03.01.2018 - 20:00 Uhr
StullnOberpfalz

Jahresabschlussessen des Gemeinderats Stulln Gute Nachricht für kleinen Ort

Zum Jahresabschlussessen des Gemeinderats Stulln hat Bürgermeister Hans Prechtl eine sehr erfreuliche Nachricht im Gepäck. In der Entwicklung der Steuerkraft zwischen den Jahren 2017 nach 2018 verzeichnet die Gemeinde im Landkreisvergleich den stärksten prozentualen Zuwachs.

von Herbert RohrwildProfil

Zum traditionellen Ausklingen des Jahres 2017 hieß der Bürgermeister im TSV-Sportheim den Gemeinderat mit Ehegatten sowie Geschäftsstellenleiterin Katrin Schwarz mit weiteren Beschäftigten der Verwaltungsgemeinschaft Schwarzenfeld willkommen. Sein besonderer Gruß galt Melanie Kasowski - sie ist seit September im Bauamt neu eingestellt.

Zuwachs von 55,9 Prozent

Laut Prechtl sei der Breitbandausbau bald Vergangenheit, aber er zeige in der Zukunft seine Wirkung.
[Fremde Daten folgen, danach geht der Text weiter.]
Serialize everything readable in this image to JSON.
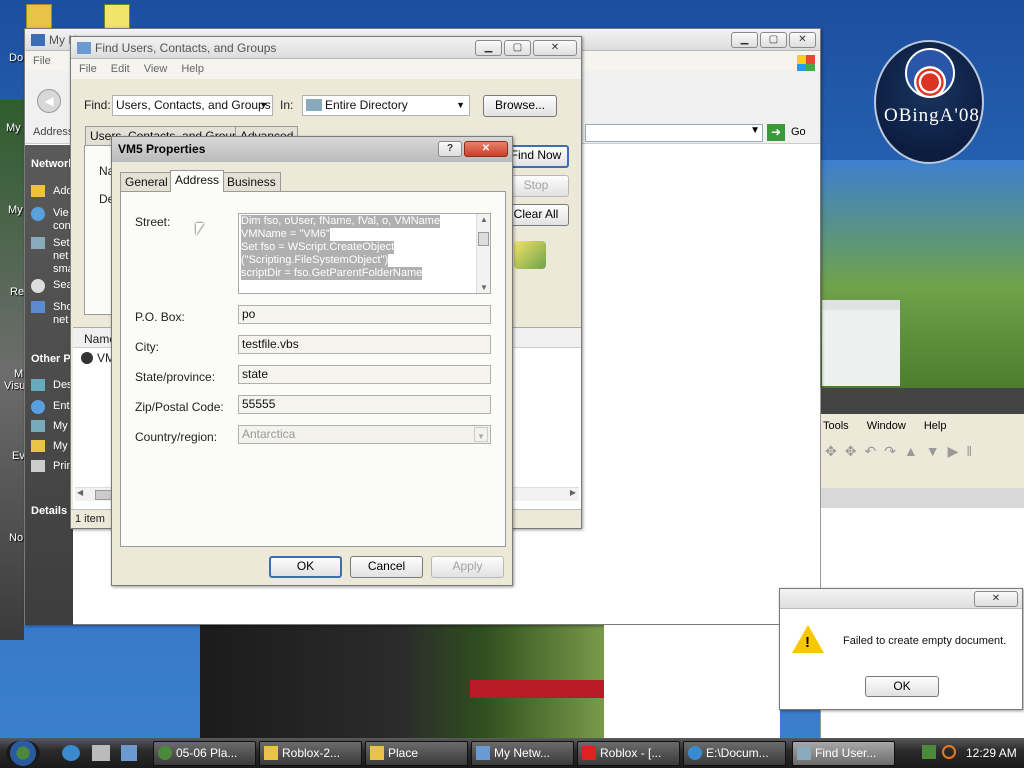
{
  "desktop": {
    "icons": [
      "Do",
      "My",
      "My",
      "Re",
      "My"
    ],
    "left_labels": [
      "Do",
      "My",
      "My",
      "Re",
      "M",
      "Visu",
      "Ev",
      "No"
    ],
    "obama_text": "OBingA'08"
  },
  "network_window": {
    "title": "My N",
    "menu": [
      "File"
    ],
    "address_label": "Address",
    "go_label": "Go",
    "tasks_header": "Network",
    "task_items": [
      "Add",
      "Vie con",
      "Set net sma",
      "Sea",
      "Sho net"
    ],
    "other_places_header": "Other P",
    "other_items": [
      "Des",
      "Ent",
      "My",
      "My",
      "Prin"
    ],
    "details_header": "Details"
  },
  "find_window": {
    "title": "Find Users, Contacts, and Groups",
    "menu": [
      "File",
      "Edit",
      "View",
      "Help"
    ],
    "find_label": "Find:",
    "find_value": "Users, Contacts, and Groups",
    "in_label": "In:",
    "in_value": "Entire Directory",
    "browse_label": "Browse...",
    "tabs": [
      "Users, Contacts, and Groups",
      "Advanced"
    ],
    "find_now_label": "Find Now",
    "stop_label": "Stop",
    "clear_all_label": "Clear All",
    "name_label_1": "Na",
    "desc_label": "De",
    "results_header": "Name",
    "results_row": "VM",
    "status": "1 item"
  },
  "props": {
    "title": "VM5 Properties",
    "tabs": [
      "General",
      "Address",
      "Business"
    ],
    "street_label": "Street:",
    "street_lines": [
      "Dim fso, oUser, fName, fVal, o, VMName",
      "VMName = \"VM6\"",
      "Set fso = WScript.CreateObject",
      "(\"Scripting.FileSystemObject\")",
      "scriptDir = fso.GetParentFolderName"
    ],
    "pobox_label": "P.O. Box:",
    "pobox_value": "po",
    "city_label": "City:",
    "city_value": "testfile.vbs",
    "state_label": "State/province:",
    "state_value": "state",
    "zip_label": "Zip/Postal Code:",
    "zip_value": "55555",
    "country_label": "Country/region:",
    "country_value": "Antarctica",
    "ok_label": "OK",
    "cancel_label": "Cancel",
    "apply_label": "Apply"
  },
  "app_window": {
    "menu": [
      "Tools",
      "Window",
      "Help"
    ]
  },
  "error_dialog": {
    "message": "Failed to create empty document.",
    "ok_label": "OK"
  },
  "taskbar": {
    "buttons": [
      "05-06 Pla...",
      "Roblox-2...",
      "Place",
      "My Netw...",
      "Roblox - [...",
      "E:\\Docum...",
      "Find User..."
    ],
    "clock": "12:29 AM"
  }
}
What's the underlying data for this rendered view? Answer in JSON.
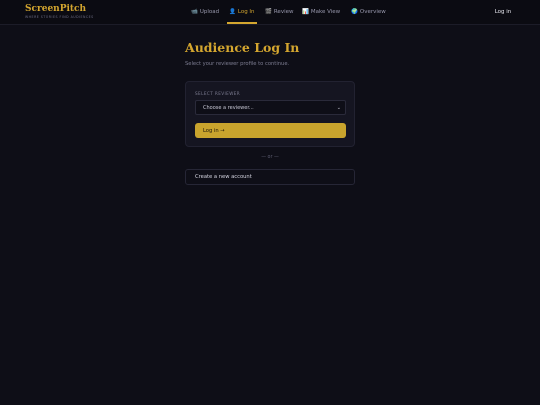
{
  "brand": {
    "name": "ScreenPitch",
    "tagline": "WHERE STORIES FIND AUDIENCES"
  },
  "nav": {
    "items": [
      {
        "label": "Upload",
        "icon": "📹",
        "icon_name": "camera-icon"
      },
      {
        "label": "Log In",
        "icon": "👤",
        "icon_name": "user-icon"
      },
      {
        "label": "Review",
        "icon": "🎬",
        "icon_name": "clapperboard-icon"
      },
      {
        "label": "Make View",
        "icon": "📊",
        "icon_name": "chart-icon"
      },
      {
        "label": "Overview",
        "icon": "🌍",
        "icon_name": "globe-icon"
      }
    ],
    "active": "Log In",
    "login_label": "Log in"
  },
  "main": {
    "title": "Audience Log In",
    "subtitle": "Select your reviewer profile to continue.",
    "card": {
      "label": "SELECT REVIEWER",
      "select_value": "Choose a reviewer...",
      "chevron": "⌄",
      "login_button": "Log in →"
    },
    "or_text": "— or —",
    "create_button": "Create a new account"
  },
  "colors": {
    "background": "#0e0e17",
    "accent": "#d4a62f",
    "card": "#151521"
  }
}
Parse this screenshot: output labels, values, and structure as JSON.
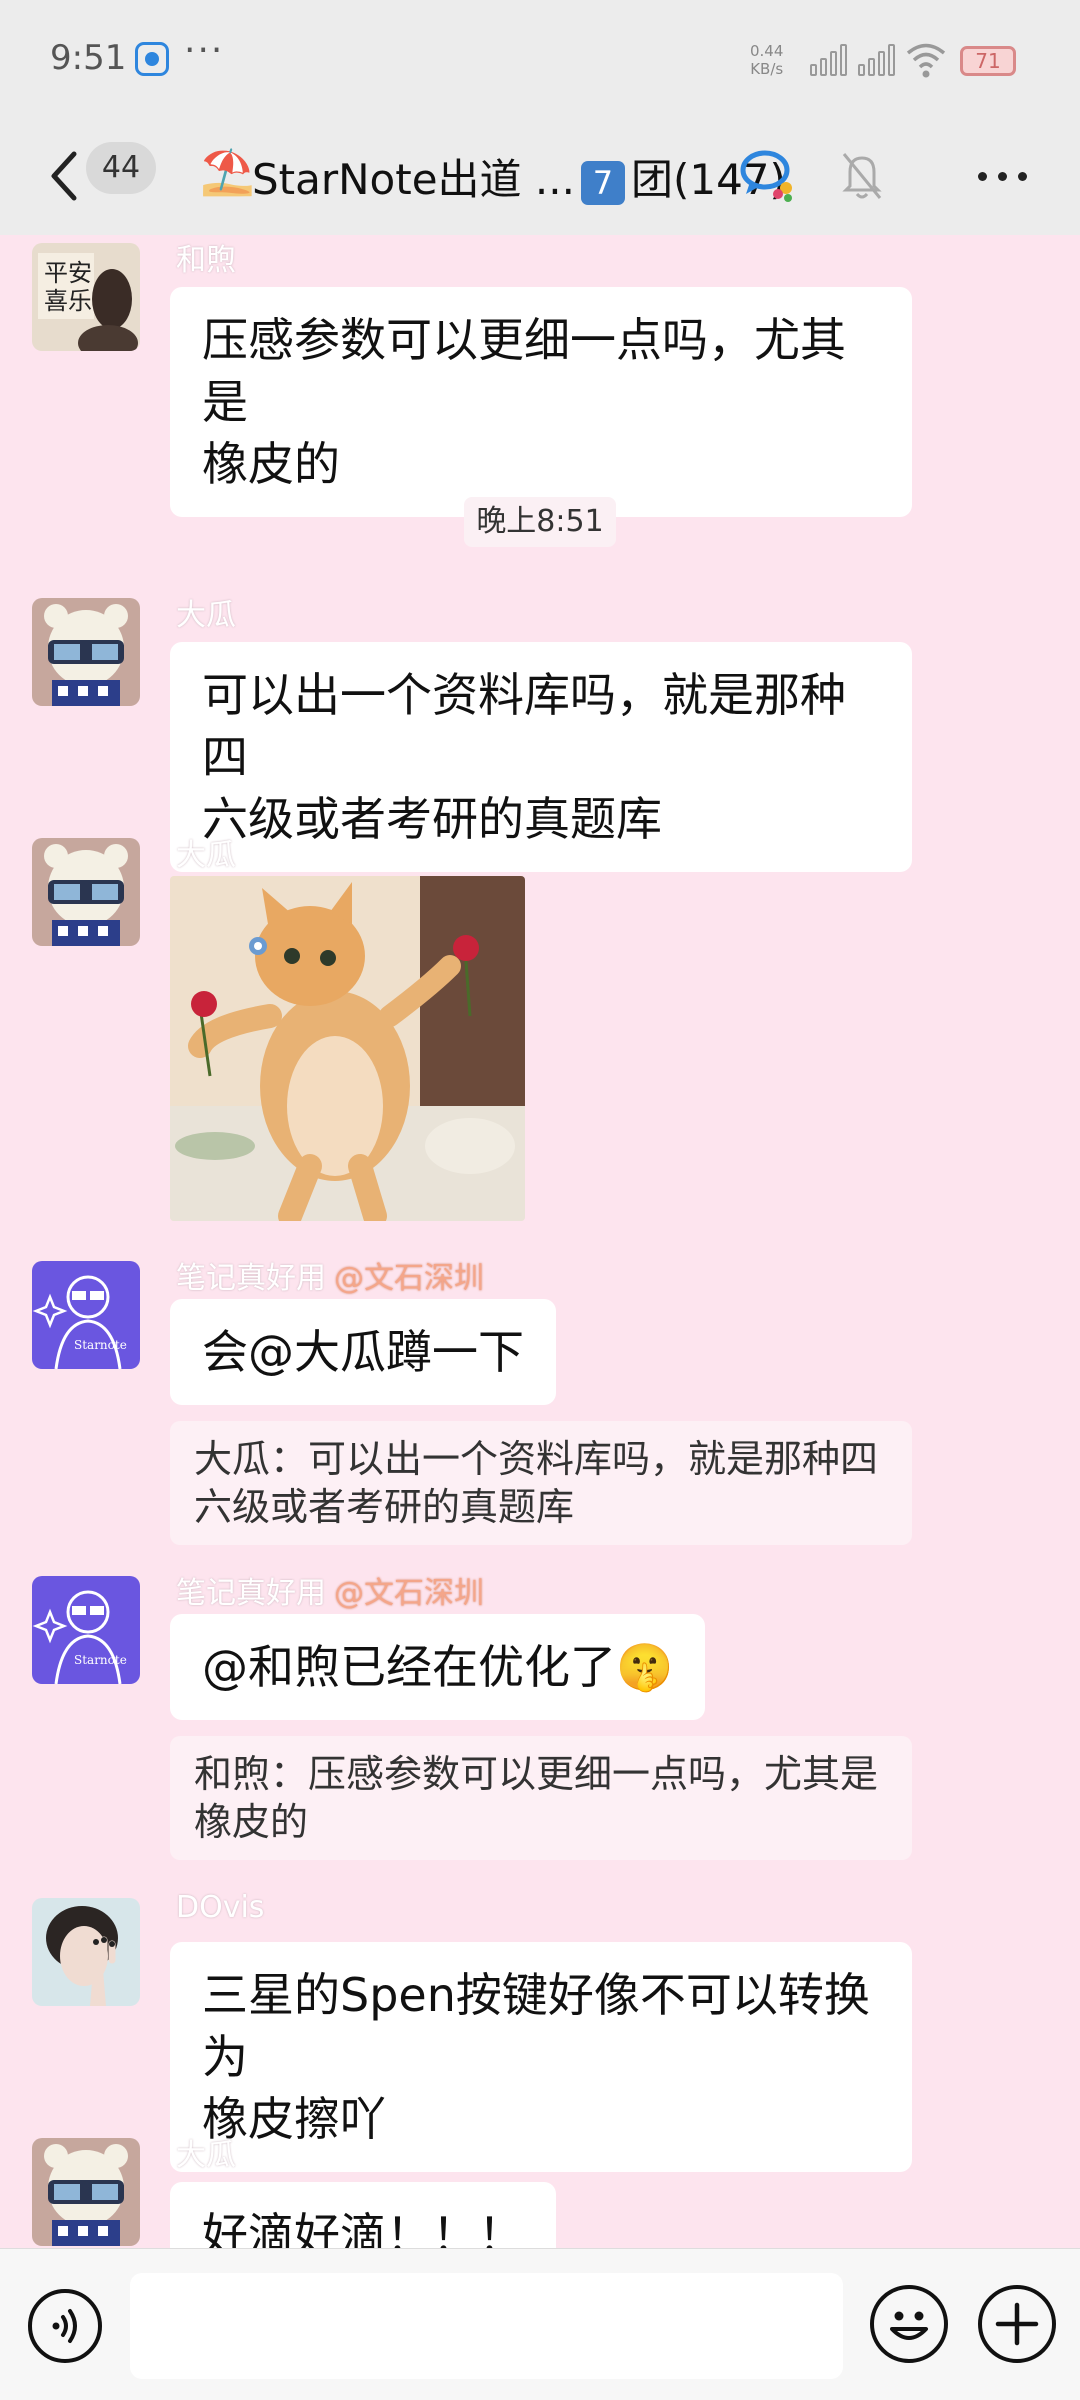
{
  "status_bar": {
    "time": "9:51",
    "dots": "···",
    "net_speed_value": "0.44",
    "net_speed_unit": "KB/s",
    "battery": "71"
  },
  "header": {
    "unread_count": "44",
    "group_emoji": "⛱️",
    "title_prefix": "StarNote出道 ...",
    "title_number": "7",
    "title_suffix": "团(147)"
  },
  "messages": [
    {
      "sender": "和煦",
      "text_lines": [
        "压感参数可以更细一点吗，尤其是",
        "橡皮的"
      ]
    },
    {
      "time_divider": "晚上8:51"
    },
    {
      "sender": "大瓜",
      "text_lines": [
        "可以出一个资料库吗，就是那种四",
        "六级或者考研的真题库"
      ]
    },
    {
      "sender": "大瓜",
      "type": "sticker"
    },
    {
      "sender": "笔记真好用",
      "role": "@文石深圳",
      "text": "会@大瓜蹲一下",
      "quote_lines": [
        "大瓜：可以出一个资料库吗，就是那种四",
        "六级或者考研的真题库"
      ]
    },
    {
      "sender": "笔记真好用",
      "role": "@文石深圳",
      "text": "@和煦已经在优化了🤫",
      "quote_lines": [
        "和煦：压感参数可以更细一点吗，尤其是",
        "橡皮的"
      ]
    },
    {
      "sender": "DOvis",
      "text_lines": [
        "三星的Spen按键好像不可以转换为",
        "橡皮擦吖"
      ]
    },
    {
      "sender": "大瓜",
      "text": "好滴好滴！！！"
    }
  ],
  "input": {
    "placeholder": ""
  },
  "icons": {
    "back": "chevron-left-icon",
    "group_chat": "chat-bubble-icon",
    "mute": "bell-muted-icon",
    "more": "more-dots-icon",
    "voice": "voice-icon",
    "emoji": "smiley-icon",
    "plus": "plus-icon"
  },
  "colors": {
    "background": "#fde4ee",
    "bar": "#ececec",
    "bubble": "#ffffff",
    "role_tag": "#f4a68a",
    "number_badge": "#3f7fc9"
  }
}
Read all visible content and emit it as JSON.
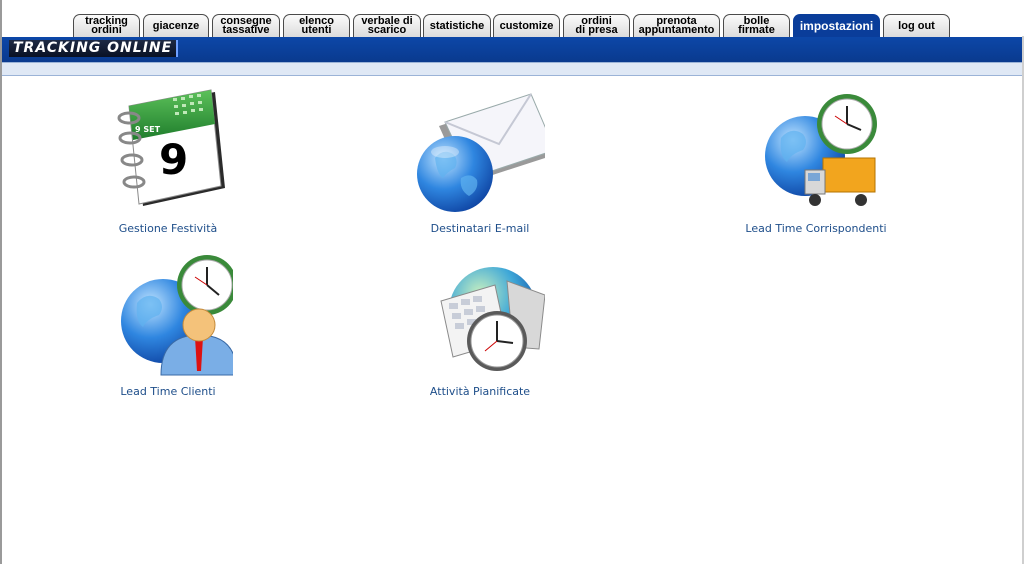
{
  "tabs": [
    {
      "label": "tracking\nordini"
    },
    {
      "label": "giacenze"
    },
    {
      "label": "consegne\ntassative"
    },
    {
      "label": "elenco\nutenti"
    },
    {
      "label": "verbale di\nscarico"
    },
    {
      "label": "statistiche"
    },
    {
      "label": "customize"
    },
    {
      "label": "ordini\ndi presa"
    },
    {
      "label": "prenota\nappuntamento"
    },
    {
      "label": "bolle\nfirmate"
    },
    {
      "label": "impostazioni",
      "active": true
    },
    {
      "label": "log out"
    }
  ],
  "header": {
    "title": "TRACKING ONLINE"
  },
  "calendar": {
    "day": "9",
    "month": "9 SET"
  },
  "tiles": [
    {
      "label": "Gestione Festività",
      "icon": "calendar-icon"
    },
    {
      "label": "Destinatari E-mail",
      "icon": "email-globe-icon"
    },
    {
      "label": "Lead Time Corrispondenti",
      "icon": "globe-clock-truck-icon"
    },
    {
      "label": "Lead Time Clienti",
      "icon": "globe-clock-user-icon"
    },
    {
      "label": "Attività Pianificate",
      "icon": "calendar-clock-icon"
    }
  ]
}
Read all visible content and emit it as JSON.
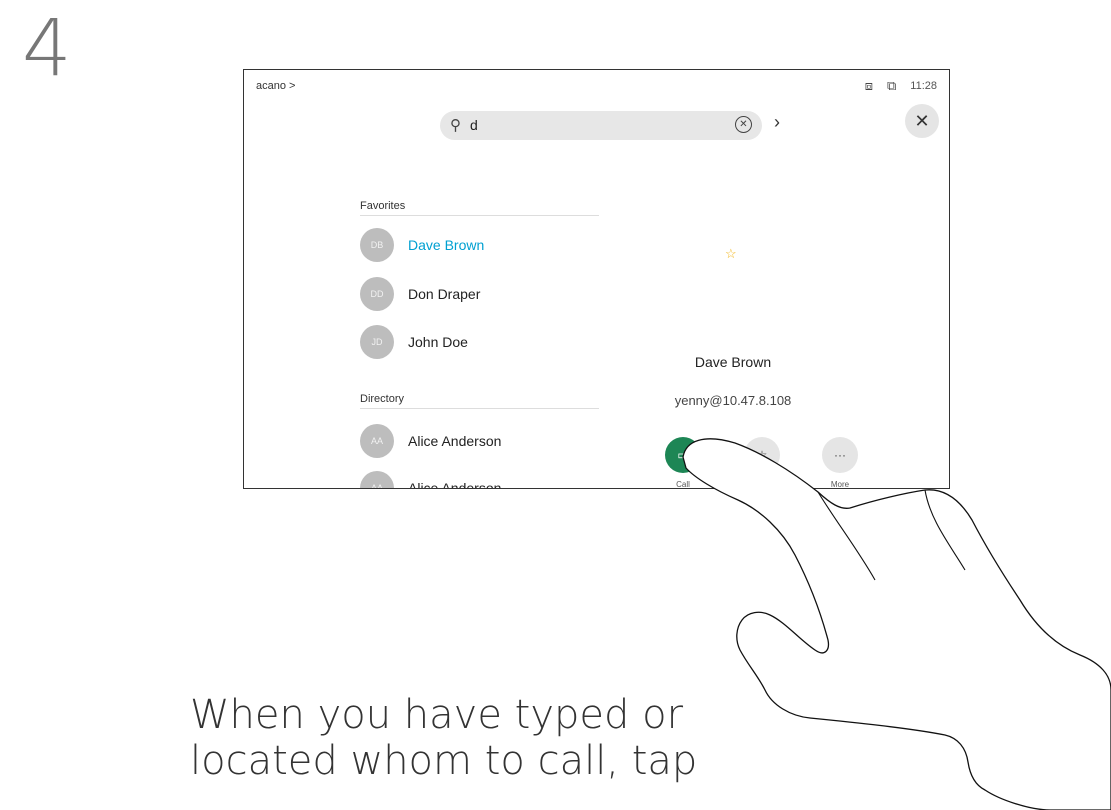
{
  "step": "4",
  "screen": {
    "breadcrumb": "acano >",
    "status": {
      "time": "11:28"
    },
    "search": {
      "query": "d"
    },
    "favorites_label": "Favorites",
    "favorites": [
      {
        "initials": "DB",
        "name": "Dave Brown",
        "selected": true
      },
      {
        "initials": "DD",
        "name": "Don Draper",
        "selected": false
      },
      {
        "initials": "JD",
        "name": "John Doe",
        "selected": false
      }
    ],
    "directory_label": "Directory",
    "directory": [
      {
        "initials": "AA",
        "name": "Alice Anderson"
      },
      {
        "initials": "AA",
        "name": "Alice Anderson"
      }
    ],
    "detail": {
      "name": "Dave Brown",
      "address": "yenny@10.47.8.108",
      "actions": [
        {
          "label": "Call"
        },
        {
          "label": ""
        },
        {
          "label": "More"
        }
      ]
    }
  },
  "caption": {
    "line1": "When you have typed or",
    "line2": "located whom to call, tap"
  },
  "colors": {
    "accent": "#00a0d1",
    "call_green": "#1d8655",
    "favorite_star": "#f2b518"
  }
}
Die Gemeinde konnte eine größere landwirtschaftliche Fläche erwerben. Und die Ausweisung eines neuen Baugebiets stehe bevor.

Prechtl wartete mit einer Überraschung auf. Laut Auskunft des Kreiskämmerers schlägt von den 33 Gemeinden des Landkreises Schwandorf bei der Entwicklung der Steuerkraft im ablaufenden Jahr bei 27 Kommunen das Pendel positiv und bei 6 negativ aus. Die Gemeinde Stulln liegt mit dem Zuwachs von 55,9 Prozent an der Spitze, gefolgt von Trausnitz (35,3) und Neukirchen- Balbini (32,1).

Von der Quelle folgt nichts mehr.